Kimi No Na Wa is
possibly the best film of 2016. Certainly, it was the film I most enjoyed this
year. Also known as Your Name, is a
love story, and a body-swapping adventure, and a time travelling coming of age
story. But fundamentally, it’s a story about separation and connection.
I needn’t sing the praises of the film; many are doing that
already. What interests me is how acutely real the whole premise is. Taki
(male) and Mitsuha (female) swap bodies with each other when they go to sleep,
living out a Freaky Friday-esque
scenario, but through smartphones and notebooks (the paper kind) are able to
leave messages for one another, and form a relationship.
What strikes me about the film, besides its quality, is that
the apparently mystical happenings and interactions between the film’s
protagonists describe, with a decent number of similarities, many online
friendships.
Certainly the medium of communication used (text message,
for the most part) is a parallel, but how about being able to actually
experience the day to day activities of another person? With the advent of
social media, we can ‘check in’ for breakfast, photograph and distribute our
meal, tweet about the bus ride home and review the TV show we watch that
evening.
I suggest if one were tenacious enough they could imitate
someone else’s life to a reasonable extent merely by, in the digital sense, following them. When you think about it
in this context, the follow button can look a little bit creepy.
Is this the intention of the film, to highlight online
relationships? I don’t think so; I think the filmmakers just wanted to tell a good
story. But they do acknowledge the similarities – Taki’s friend asks, as they
travel to meet Mitsuha, whether she is an online friend.
Does this invalidate their relationship, or others? It’s not
for me to comment on the substance of online relationships, only to say their
presence in society is becoming ever more pronounced. If art is meant to be a
mirror to society, well then, I think the film does this very well, whether it
intended to or not. And, perhaps oddly, makes Taki and Mitsuha’s relationship
seem all that more real.
Of course the internet has been used in a similar context
before. The most prominent early example of online relationships in film I can
think of is You’ve Got Mail, where
emailing is use to create a somewhat comedic divide. Divide is the lifeblood of
romance – look at Romeo and Juliet –
and this is because a good love story cannot be good without some struggle and
obstacle to overcome.
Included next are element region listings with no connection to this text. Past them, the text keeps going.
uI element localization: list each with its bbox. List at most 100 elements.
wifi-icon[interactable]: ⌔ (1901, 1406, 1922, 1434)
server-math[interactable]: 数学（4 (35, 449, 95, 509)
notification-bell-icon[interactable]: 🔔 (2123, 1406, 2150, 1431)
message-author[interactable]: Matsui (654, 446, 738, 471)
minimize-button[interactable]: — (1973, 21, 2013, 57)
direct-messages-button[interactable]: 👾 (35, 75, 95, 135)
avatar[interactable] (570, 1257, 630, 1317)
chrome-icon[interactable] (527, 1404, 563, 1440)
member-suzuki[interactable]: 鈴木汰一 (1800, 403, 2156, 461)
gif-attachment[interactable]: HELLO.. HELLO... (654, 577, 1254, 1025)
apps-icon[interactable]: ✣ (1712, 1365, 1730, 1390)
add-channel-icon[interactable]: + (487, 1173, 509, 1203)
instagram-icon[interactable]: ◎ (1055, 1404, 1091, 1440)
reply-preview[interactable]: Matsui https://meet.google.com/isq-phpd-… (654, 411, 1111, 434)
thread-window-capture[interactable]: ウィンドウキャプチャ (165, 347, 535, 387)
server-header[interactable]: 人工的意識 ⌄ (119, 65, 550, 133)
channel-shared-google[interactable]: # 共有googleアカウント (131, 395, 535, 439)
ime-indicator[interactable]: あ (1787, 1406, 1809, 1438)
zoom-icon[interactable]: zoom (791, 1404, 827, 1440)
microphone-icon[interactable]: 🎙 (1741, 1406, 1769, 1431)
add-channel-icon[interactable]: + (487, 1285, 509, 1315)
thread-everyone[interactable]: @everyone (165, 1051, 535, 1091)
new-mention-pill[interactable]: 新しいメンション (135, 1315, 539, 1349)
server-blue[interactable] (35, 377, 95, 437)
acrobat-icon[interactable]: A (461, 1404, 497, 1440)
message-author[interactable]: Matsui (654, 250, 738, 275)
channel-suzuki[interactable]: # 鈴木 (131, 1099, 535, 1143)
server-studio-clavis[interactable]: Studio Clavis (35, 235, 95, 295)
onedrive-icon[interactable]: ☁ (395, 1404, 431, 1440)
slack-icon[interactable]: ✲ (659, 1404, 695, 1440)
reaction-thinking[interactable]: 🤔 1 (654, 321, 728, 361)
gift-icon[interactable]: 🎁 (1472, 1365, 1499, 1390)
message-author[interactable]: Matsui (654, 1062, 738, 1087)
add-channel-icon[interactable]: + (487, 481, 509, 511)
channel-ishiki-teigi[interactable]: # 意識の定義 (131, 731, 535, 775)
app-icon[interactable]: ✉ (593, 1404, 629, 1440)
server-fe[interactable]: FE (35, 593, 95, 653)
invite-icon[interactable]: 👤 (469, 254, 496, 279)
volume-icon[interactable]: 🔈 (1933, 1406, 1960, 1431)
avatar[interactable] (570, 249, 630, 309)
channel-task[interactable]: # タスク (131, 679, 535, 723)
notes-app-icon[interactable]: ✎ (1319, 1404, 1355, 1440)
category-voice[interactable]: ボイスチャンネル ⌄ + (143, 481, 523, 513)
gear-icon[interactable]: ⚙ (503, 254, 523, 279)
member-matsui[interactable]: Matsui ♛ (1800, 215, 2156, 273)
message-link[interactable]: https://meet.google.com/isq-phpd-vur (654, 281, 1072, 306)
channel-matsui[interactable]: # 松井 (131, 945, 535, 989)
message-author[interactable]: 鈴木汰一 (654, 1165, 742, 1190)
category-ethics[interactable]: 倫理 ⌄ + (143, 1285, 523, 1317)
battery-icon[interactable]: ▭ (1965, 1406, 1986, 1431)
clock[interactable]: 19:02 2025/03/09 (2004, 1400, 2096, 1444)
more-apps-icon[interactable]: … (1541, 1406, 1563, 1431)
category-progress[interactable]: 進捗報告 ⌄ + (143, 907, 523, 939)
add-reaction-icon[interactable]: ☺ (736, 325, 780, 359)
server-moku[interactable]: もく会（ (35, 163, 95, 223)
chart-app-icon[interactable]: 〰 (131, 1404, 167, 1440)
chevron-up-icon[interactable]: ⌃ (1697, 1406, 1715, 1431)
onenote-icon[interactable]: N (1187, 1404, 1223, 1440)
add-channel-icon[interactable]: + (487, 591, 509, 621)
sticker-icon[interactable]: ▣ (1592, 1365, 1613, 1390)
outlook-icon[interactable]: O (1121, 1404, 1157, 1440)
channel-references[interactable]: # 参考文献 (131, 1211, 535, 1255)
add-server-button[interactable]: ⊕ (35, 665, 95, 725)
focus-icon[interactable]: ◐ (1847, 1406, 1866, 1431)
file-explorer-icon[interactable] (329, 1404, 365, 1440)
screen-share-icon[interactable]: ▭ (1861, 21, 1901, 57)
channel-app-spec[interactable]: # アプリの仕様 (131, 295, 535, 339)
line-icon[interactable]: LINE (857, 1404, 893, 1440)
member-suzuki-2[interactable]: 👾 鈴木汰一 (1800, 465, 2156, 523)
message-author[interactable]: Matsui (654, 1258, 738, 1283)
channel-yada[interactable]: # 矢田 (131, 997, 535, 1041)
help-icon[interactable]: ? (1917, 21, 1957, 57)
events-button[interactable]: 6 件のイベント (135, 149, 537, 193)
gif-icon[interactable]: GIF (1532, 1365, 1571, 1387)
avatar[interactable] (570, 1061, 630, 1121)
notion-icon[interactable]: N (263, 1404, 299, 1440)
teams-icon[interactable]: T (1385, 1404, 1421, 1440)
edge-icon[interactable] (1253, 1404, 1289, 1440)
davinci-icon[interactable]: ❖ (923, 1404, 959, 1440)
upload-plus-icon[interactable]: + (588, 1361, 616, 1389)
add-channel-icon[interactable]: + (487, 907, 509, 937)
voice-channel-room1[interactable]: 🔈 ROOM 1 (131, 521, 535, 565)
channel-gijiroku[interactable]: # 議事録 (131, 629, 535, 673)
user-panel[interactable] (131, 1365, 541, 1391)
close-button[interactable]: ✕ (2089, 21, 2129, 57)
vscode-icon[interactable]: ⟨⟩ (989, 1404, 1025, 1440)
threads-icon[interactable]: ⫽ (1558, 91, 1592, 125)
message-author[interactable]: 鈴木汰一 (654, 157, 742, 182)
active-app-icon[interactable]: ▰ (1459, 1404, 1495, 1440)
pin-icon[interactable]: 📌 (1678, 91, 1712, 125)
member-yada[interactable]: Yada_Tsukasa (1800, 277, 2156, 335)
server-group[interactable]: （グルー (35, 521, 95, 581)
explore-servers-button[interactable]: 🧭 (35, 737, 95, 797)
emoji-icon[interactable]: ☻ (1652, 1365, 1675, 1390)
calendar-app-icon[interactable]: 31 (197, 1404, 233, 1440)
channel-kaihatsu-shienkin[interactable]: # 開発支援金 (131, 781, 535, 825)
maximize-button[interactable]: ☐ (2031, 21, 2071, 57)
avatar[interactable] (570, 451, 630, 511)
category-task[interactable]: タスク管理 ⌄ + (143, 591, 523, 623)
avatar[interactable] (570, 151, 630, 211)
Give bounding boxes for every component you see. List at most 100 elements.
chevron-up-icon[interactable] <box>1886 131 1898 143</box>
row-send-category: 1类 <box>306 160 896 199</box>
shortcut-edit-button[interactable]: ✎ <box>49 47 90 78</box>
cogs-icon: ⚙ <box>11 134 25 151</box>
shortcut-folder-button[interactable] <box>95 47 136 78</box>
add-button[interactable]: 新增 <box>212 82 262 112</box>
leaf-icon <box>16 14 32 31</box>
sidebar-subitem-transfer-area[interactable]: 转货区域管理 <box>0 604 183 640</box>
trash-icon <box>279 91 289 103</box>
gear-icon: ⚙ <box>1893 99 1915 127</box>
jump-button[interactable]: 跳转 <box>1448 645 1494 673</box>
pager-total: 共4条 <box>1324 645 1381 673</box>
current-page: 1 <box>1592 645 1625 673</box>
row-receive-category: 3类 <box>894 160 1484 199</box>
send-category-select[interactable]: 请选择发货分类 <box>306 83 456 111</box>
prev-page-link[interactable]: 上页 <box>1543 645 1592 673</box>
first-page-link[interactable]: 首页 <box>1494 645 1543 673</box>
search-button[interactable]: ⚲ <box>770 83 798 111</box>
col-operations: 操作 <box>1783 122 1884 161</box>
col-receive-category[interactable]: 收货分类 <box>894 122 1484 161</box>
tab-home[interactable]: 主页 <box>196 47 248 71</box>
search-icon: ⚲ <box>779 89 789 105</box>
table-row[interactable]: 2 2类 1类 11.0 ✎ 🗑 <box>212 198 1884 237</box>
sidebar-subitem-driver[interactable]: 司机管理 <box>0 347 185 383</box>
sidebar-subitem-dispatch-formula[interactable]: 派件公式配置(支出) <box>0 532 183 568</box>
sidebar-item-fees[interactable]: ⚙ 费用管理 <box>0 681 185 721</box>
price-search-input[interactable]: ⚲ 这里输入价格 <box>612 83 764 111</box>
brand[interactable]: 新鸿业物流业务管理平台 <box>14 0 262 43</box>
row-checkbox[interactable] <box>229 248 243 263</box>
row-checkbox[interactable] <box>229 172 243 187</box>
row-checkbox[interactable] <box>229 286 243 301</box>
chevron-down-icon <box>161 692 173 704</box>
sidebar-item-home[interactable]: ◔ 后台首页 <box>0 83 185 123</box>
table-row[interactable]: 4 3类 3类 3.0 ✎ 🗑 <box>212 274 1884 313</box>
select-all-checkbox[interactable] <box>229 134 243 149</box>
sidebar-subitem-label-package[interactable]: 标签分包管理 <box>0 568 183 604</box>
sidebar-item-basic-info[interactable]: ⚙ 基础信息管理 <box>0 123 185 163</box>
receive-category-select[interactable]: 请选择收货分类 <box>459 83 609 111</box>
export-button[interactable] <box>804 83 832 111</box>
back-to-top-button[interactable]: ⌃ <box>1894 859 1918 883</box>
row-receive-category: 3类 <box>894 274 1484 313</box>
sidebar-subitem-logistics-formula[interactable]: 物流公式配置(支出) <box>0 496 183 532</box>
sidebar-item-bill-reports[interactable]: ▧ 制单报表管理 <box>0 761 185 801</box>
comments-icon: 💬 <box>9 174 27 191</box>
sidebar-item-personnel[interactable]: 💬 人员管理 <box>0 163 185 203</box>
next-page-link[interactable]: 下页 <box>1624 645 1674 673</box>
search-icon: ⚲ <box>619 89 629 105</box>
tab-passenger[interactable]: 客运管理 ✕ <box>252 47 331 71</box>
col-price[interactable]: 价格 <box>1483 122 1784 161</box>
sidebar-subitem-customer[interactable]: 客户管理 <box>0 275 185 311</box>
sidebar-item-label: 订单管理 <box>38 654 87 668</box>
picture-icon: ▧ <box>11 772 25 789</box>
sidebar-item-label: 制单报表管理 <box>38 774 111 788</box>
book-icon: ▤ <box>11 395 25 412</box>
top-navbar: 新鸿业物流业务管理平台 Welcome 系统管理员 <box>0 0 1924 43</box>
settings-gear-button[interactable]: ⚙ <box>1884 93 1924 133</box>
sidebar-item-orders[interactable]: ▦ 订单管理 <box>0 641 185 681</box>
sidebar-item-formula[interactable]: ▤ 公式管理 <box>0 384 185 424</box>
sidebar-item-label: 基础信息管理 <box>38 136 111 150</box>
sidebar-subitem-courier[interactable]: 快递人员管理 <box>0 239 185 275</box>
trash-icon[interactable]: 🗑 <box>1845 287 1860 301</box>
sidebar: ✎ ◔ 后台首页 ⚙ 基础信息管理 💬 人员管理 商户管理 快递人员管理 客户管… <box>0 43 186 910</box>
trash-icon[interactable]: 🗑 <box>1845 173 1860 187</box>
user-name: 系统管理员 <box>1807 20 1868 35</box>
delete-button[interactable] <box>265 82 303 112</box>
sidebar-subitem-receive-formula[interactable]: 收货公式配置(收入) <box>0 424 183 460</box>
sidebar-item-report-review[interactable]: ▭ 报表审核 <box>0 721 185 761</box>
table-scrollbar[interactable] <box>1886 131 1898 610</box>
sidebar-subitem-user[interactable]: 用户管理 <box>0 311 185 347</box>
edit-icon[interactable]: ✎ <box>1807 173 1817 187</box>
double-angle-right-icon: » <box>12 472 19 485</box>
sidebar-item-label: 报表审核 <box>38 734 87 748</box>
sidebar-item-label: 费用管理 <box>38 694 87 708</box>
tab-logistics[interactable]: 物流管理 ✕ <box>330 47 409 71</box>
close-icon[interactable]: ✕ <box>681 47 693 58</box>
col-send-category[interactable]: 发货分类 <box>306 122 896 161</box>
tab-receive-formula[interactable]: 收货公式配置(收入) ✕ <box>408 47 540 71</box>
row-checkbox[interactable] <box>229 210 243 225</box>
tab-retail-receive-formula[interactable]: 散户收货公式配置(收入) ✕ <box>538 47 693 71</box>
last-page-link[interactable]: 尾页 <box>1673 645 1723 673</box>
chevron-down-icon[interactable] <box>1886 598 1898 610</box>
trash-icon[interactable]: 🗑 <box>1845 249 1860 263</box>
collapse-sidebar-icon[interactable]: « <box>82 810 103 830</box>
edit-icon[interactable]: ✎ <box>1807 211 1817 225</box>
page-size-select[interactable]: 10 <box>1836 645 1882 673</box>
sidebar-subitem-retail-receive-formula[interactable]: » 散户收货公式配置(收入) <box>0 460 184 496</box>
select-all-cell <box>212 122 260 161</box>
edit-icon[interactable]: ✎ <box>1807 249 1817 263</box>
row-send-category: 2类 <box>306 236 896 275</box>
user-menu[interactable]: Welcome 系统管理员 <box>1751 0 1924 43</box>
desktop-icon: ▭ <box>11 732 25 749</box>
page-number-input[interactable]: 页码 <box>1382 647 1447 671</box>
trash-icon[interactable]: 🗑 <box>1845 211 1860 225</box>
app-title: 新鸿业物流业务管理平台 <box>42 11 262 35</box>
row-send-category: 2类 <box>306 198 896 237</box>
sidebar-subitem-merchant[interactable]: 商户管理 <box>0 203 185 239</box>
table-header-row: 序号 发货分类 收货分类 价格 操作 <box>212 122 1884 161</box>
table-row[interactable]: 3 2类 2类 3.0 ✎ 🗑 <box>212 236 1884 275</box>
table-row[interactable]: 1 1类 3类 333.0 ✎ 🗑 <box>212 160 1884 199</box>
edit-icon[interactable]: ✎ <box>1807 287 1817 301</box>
In this regard, Your Name is no different.
But it’s struggle goes a step beyond the trope developed in You’ve Got Mail. The film doesn’t just
present long distance and non-physical communication; it does it whilst
removing the privacy of the computer screen, or, formally, the physical mail
box. It shows a relationship where, at the earliest stages, one party may peer
intimately into the life of the other, and vice versa.
This magical, time-travelling story is perhaps the most
accurate depiction of 21st century love yet to be put on film. At
the very least it is a scenario that is here to stay.